NORTH KINGSTOWN, R.I. — In December 2001, the 143rd Airlift Wing of the Rhode Island Air National Guard became the first wing to receive the then new C-130J-30, the stretch version of the C-130J transport plane.
Now, almost 20 years later, the Rhode Warriors have received another first with the addition of a new, state of the art simulator designed to test and prepare pilots and load masters for any conditions, environments or errors at any airfield in the world.
“(This) is a state of the art, brand new, and only one of its kind in the world C-130J reconfigurable flight simulator,” Col. Adam Wiggins, Wing Commander of the 143rd, said. “It’s got glass eight foot mirrors and high definition projectors which we can reconfigure between the C-130J and H-130J (the search and rescue version of the C-130J).”
The state of the art simulator, which first arrived at Quonset Point last July before undergoing a 10-month installation process, will allow pilots and load masters from the wing as well as other Air National Guard units and units from international allies to train in operating the aircraft through a complete replica of the cockpit, which with the addition of high definition projectors and reactive motions gives the feeling of actually flying in a C-130J or H-130J without sending a crew up in an actual aircraft, with the added benefit of being able to adjust conditions and the environment around it and create threats or errors for the training crew to resolve.
“Our pilots are able to train in this annually for their refresher efficiency training to enhance their ability to operate when they encounter any type of emergency or any type of weather or threat,” Wiggins said.
Wiggins said while the simulator is currently configured to represent Quonset Point and the surrounding area of South County and Narragansett Bay, it is easily able to be adjusted to practically any airfield and location in the world, allowing pilots and load masters the opportunity to practice landing the aircraft and familiarizing themselves to the local terrain before even embarking on their assignment.
“The database can be set to represent virtually any airfield across the world for terrain features and approaches and any other threats that would be concerned with operating in and out of an airfield for humanitarian assistance, disaster relief or combat operations,” Wiggins said. “What it offers is really the opportunity to train exactly in the conditions and environment that they would see when operating out of the exact same airfield anywhere around the world and having that kind of experience ahead of time is obviously going to put them in a position to optimize success and we call it first pass success optimization, so they can encounter as much the first time being exposed to that in a safe environment and be able to react to changes quickly and being able to provide very complex training scenarios will help them to perform in a volatile, unpredictable environment that you encounter in the real world.”

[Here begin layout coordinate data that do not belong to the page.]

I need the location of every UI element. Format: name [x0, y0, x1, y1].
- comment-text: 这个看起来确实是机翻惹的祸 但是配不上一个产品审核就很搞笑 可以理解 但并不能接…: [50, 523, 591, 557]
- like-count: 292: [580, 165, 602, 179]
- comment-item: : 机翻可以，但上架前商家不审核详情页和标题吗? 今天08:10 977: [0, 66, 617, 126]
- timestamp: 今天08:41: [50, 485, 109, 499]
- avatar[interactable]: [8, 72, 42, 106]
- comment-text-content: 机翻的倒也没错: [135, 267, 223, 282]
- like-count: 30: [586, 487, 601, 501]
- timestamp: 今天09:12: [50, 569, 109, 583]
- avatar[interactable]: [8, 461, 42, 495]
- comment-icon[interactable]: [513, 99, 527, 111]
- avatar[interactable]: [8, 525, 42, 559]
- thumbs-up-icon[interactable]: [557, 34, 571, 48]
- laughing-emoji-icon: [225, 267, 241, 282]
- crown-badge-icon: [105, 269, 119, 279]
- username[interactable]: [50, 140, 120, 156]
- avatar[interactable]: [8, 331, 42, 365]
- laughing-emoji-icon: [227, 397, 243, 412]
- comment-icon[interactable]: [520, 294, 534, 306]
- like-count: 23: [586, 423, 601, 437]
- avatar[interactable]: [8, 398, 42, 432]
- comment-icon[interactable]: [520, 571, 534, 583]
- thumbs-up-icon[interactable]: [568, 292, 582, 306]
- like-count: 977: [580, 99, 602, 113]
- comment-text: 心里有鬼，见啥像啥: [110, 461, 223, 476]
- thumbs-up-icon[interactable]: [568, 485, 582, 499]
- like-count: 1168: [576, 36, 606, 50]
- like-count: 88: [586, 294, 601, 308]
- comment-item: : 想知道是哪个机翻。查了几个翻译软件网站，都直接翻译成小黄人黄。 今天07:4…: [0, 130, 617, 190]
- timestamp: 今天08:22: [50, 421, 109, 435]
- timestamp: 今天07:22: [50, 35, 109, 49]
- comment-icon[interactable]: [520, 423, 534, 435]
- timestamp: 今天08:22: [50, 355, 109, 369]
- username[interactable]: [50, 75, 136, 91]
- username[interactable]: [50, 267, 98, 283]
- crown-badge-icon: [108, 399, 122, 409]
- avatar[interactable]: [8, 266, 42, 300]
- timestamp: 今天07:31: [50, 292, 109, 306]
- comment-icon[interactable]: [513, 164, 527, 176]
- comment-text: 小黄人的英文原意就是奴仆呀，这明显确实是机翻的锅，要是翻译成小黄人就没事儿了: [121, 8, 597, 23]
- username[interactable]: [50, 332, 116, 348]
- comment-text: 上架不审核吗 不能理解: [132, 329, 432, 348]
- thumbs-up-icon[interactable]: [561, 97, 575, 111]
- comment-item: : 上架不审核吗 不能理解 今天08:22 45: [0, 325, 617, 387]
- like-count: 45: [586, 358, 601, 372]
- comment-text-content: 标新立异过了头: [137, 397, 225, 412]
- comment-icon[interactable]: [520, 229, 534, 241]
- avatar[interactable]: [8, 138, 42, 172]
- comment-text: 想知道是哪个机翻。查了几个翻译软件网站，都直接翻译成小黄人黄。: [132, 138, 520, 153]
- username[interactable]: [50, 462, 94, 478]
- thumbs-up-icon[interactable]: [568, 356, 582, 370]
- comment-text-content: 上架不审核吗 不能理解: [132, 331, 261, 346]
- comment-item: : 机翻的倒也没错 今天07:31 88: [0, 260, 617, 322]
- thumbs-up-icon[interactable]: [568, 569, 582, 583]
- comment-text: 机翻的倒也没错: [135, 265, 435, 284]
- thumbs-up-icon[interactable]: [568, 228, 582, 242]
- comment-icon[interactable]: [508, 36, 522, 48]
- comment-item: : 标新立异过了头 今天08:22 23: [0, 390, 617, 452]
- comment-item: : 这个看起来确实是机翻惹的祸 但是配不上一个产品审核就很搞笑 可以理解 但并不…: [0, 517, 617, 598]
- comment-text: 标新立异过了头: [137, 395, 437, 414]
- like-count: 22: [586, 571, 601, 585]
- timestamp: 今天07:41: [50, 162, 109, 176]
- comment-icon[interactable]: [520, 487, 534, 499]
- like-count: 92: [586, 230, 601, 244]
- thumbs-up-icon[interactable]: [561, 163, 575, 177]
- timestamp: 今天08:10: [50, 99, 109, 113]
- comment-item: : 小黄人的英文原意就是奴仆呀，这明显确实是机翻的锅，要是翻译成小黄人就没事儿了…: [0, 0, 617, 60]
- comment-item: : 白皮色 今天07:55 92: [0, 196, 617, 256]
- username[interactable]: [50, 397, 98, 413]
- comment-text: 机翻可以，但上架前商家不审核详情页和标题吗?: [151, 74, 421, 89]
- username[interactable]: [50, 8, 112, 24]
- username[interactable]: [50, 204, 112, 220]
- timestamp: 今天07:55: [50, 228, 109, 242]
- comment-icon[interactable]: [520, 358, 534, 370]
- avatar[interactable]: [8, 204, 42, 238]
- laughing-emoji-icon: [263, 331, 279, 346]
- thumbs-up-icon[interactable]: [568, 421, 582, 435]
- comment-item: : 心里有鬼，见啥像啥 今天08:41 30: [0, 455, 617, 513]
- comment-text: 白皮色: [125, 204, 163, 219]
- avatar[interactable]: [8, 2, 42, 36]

In particular, it’s that offering of varied conditions and locations that make the simulator so vital according to Wiggins.
“To make sure pilots maintain optimum proficiency and also be able to operate the aircraft safely in any condition or environment, we can put them through virtually any possible scenario you can envision, incorporating both the terrain, in particular the characteristics of where they’re operating out of, as well as the weather and impact it from being beautiful clear sunny days to the worst crosswinds, 35 knots on a wet, icy runway in the middle of Afghanistan,” Wiggins said.
While the simulator is currently being used just to train members of the 143rd, Wiggins said there are plans to soon train other wings from around the country and from such international partners as the Indian Air Force.
“We’re going to be training with initially mostly guard units from here as well as potentially California, but mainly New York, West Virginia, Kentucky and Texas and potential for Georgia and down the road we expect to be able to train with our international partners and many of the nations that we’ve worked with in the past to get their pilots and load masters up to speed on the skills and proficiency to operate the C-130J,” Wiggins said, noting California will eventually receive its own version of the simulator as the main west coast base for the C-130J-30.
Overall, Wiggins said he’s most excited for the potential it brings for his airmen.
“We’re really fortunate and honored to have this capability here in Rhode Island,” Wiggins said. “We’re known in Rhode Island as the 143rd Airlift Wing and we are known for being the first in a lot of ways with operating C-130Js. We were the first to operate the C-130J stretch version and the first operated in combat, so we’re really excited to be the first to have a simulator of this capability right here in Quonset Point. We’re very excited about the capability and what it brings to us and what it offers our air crews for efficiency, for capability and for opportunities to train others across the Air National Guard and our partners around the world.”
Members of the media were able to get a sneak peak of the simulator last Thursday, while a ribbon cutting ceremony with members of the state delegation and some local representatives was held at the base Friday.